FAST FIVE: U.S. Sanctions Cut 6% Off Russian GDP Since 2014, New Study Claims
The study found that while some of the blame is due to the slump in oil prices, sanctions have been the bigger driver, and perhaps partly the introduction of inflation targeting and a sell-off in emerging markets could be other factors. Via the AP According to the report, “The underperformance has been much bigger than crude alone can explain.” Scott Johnson, study author and analyst at Bloomberg Economics in London, concluded “Part of the gap is likely to reflect the enduring impact of sanctions both imposed and threatened over the last five years.” Bloomberg reports of Moscow's reactionary measures in the face of sanctions: Policies aimed at protecting the nation from future sanctions by building up reserves have made it more resilient, but they have come at the expense of growth.
Still, the Kremlin argues that the sanctions haven't had an impact on its foreign policy.
Perhaps more notably the Russian economy will continue to slide, according to analyst predictions: However, the fact that the gap in potential versus actual growth continues to widen implies that sanctions are having a prolonged impact, the analysts said.
The lingering effect puts under question Russian government forecasts that policy changes and investment will push GDP growth above 3 percent by 2021.

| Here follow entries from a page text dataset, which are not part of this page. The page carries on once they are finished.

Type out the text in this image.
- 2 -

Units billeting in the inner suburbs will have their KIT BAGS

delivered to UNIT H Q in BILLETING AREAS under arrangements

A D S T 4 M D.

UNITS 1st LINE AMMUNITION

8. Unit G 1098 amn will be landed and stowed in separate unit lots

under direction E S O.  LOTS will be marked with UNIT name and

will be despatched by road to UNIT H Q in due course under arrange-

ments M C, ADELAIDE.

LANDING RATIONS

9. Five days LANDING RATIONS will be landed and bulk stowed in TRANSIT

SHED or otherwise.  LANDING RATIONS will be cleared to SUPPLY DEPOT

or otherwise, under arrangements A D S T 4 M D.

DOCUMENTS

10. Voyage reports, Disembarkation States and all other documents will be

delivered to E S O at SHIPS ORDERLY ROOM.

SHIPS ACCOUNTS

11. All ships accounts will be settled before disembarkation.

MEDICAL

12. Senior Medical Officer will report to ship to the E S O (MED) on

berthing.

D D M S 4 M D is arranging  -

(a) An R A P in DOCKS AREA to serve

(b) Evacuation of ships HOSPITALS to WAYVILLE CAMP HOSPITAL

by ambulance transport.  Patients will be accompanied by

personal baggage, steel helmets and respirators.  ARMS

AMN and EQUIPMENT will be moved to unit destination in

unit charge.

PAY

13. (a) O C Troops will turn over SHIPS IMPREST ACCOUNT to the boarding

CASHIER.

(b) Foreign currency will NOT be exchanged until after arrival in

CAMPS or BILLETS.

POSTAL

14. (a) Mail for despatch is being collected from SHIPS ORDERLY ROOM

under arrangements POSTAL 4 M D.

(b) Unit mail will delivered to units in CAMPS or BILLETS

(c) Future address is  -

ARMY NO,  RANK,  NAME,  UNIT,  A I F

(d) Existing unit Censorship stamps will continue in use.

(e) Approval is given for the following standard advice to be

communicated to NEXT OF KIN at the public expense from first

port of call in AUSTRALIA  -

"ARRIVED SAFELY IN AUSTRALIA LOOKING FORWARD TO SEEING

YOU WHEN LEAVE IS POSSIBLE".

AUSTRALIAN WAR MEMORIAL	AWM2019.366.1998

“If sanctions remain in place, as seems likely, that's one more reason to expect the economy to come up short.” Meanwhile the US State Department announced this week it's actually considering further rounds of draconian sanctions related to the Skripal case. US Assistant Secretary of State for International Security and Nonproliferation Christopher Ford said on Wednesday: “Under statute- there is a menu of options if you will, things that need to be considered.